Three-way airplane model control system with 2.4G communication mode

Abstract

The utility model provides an airplane model control system capable of conducting omnidirectional and long-distance transmission of signals without being interfered by the sunlight and other visible lights. The airplane model control system can transverse obstacles for data communication, and comprises a remote control transmitting control device and an airplane receiving control device which all work in the frequency band of 2.4 GHz and 83 communication channels are included; and each remote control transmitting control device has unique ID number, which will not be controlled and interfered due to the reason of same frequency, realizes a share port of multiple functions simultaneously on one main controller and can realize reduction of cost.

Description

TECHNICAL FIELD

The utility model belongs to the field of wireless communication control of a toy model, and particularly relates to a wireless radio-frequency communication control system of an airplane model.

BACKGROUND TECHNOLOGY

In various toy models with remote control functions, most of the existing toys adopt the traditional infrared or common low-frequency RF remote controllers such as 27 Mhz, 35 Mhz, 47 Mhz and the like, but undoubtedly, there are defects in the infrared remote control, for example, the communication can be conducted only by keeping the transmitting angle to be in 45 degree and close distance, and the results of communication interference or even failure under the interference of the sunlight and other visible lights and communication failure when obstacles are encountered and the like can be caused. In terms of the freedom of machine operation, two-way communication and elasticity of product design, the wireless radio frequency (RF) remote control is far more than the infrared remote control, but the common low-frequency RF remote controller only has three communication IDs with the same communication frequency, and is very easy to generate same frequency interference in the use process while having a plurality of models; and the transmission rate of system data is low, the response of the airplane can be more lagged than the control action, and the common RF type remote control airplane models are all restricted without breaking through restriction.

SUMMARY OF THE INVENTION

The utility model aims at providing airplane model control system capable of conducting omnidirectional and long-distance transmission of signals without being interfered by the sunlight and other visible lights. The airplane model control system can transverse obstacles for data communication simultaneously, will not be controlled and interfered due to the reason of same frequency, realizes a share port of multiple functions simultaneously on one main controller and can realize reduction of cost.

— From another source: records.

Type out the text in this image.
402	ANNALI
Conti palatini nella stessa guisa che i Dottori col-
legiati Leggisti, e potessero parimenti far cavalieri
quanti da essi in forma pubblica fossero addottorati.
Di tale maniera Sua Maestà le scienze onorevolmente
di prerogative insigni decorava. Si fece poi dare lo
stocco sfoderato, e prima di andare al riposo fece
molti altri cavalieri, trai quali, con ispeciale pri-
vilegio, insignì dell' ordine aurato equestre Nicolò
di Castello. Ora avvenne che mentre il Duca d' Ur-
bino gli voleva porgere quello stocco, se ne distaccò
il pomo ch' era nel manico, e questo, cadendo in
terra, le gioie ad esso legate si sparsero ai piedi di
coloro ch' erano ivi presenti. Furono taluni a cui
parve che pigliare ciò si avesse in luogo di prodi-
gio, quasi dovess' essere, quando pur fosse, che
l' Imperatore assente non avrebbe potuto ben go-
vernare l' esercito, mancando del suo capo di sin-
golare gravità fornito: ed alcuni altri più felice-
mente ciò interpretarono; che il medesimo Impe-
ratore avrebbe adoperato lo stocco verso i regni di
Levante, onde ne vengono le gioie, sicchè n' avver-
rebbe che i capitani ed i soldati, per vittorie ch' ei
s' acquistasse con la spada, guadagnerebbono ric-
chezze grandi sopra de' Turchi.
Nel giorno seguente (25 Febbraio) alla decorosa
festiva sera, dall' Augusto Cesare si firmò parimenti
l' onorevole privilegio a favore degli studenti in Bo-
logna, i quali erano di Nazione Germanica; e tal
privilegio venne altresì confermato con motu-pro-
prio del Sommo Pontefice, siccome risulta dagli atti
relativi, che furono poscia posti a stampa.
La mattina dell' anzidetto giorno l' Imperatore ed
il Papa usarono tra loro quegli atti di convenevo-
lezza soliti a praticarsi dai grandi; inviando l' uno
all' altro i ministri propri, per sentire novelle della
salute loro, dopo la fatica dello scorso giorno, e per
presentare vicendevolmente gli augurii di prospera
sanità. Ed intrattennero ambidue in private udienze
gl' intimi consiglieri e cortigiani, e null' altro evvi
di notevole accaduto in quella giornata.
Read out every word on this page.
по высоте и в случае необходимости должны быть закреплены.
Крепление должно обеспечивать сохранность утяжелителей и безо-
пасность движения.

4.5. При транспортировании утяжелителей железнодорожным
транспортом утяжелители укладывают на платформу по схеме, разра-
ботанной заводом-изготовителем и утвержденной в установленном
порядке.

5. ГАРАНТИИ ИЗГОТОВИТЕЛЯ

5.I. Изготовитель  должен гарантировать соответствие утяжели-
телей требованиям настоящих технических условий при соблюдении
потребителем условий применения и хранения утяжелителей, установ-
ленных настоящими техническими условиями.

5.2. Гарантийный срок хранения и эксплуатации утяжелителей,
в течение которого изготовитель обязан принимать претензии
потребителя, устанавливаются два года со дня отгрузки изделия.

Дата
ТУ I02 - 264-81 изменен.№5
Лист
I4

The three-way airplane model control system of the utility model comprises two parts, namely the remote control transmitting device and the airplane receiving control device, wherein the remote control transmitting device comprises the joystick input end, the status indicating lamp and the first memory which are respectively connected with the first MCU; and the airplane receiving control device comprises the control signal output end, the LED indicating lamp and the second memory which are respectively connected with the second MCU. The remote control transmitting device further comprises the 2.4 G radio-frequency (RF) transmitting module, the pairing key and the fine tuning key which are respectively connected with the MCU. The airplane receiving control device further comprises the 2.4 G radio-frequency (RF) receiving module and the gyroscope which are respectively connected with the MCU.

The fine tuning key comprises two keys, wherein one end of the first key is connected with the first I/O port of the first MCU, and the other end thereof is grounded; one end of the second key is connected with the first I/O port of the first MCU, and the other end thereof is connected with a power supply end by a resistor.

The cathode of the status indicating lamp is connected with the power supply end by the resistor, the anode thereof is grounded by a triode, and the base of the triode is connected with the SDA end of the first MCU.

The LED indicating lamp and the battery power end in the airplane receiving control device are respectively connected to the LED indicating control end in the second MCU by a resistor.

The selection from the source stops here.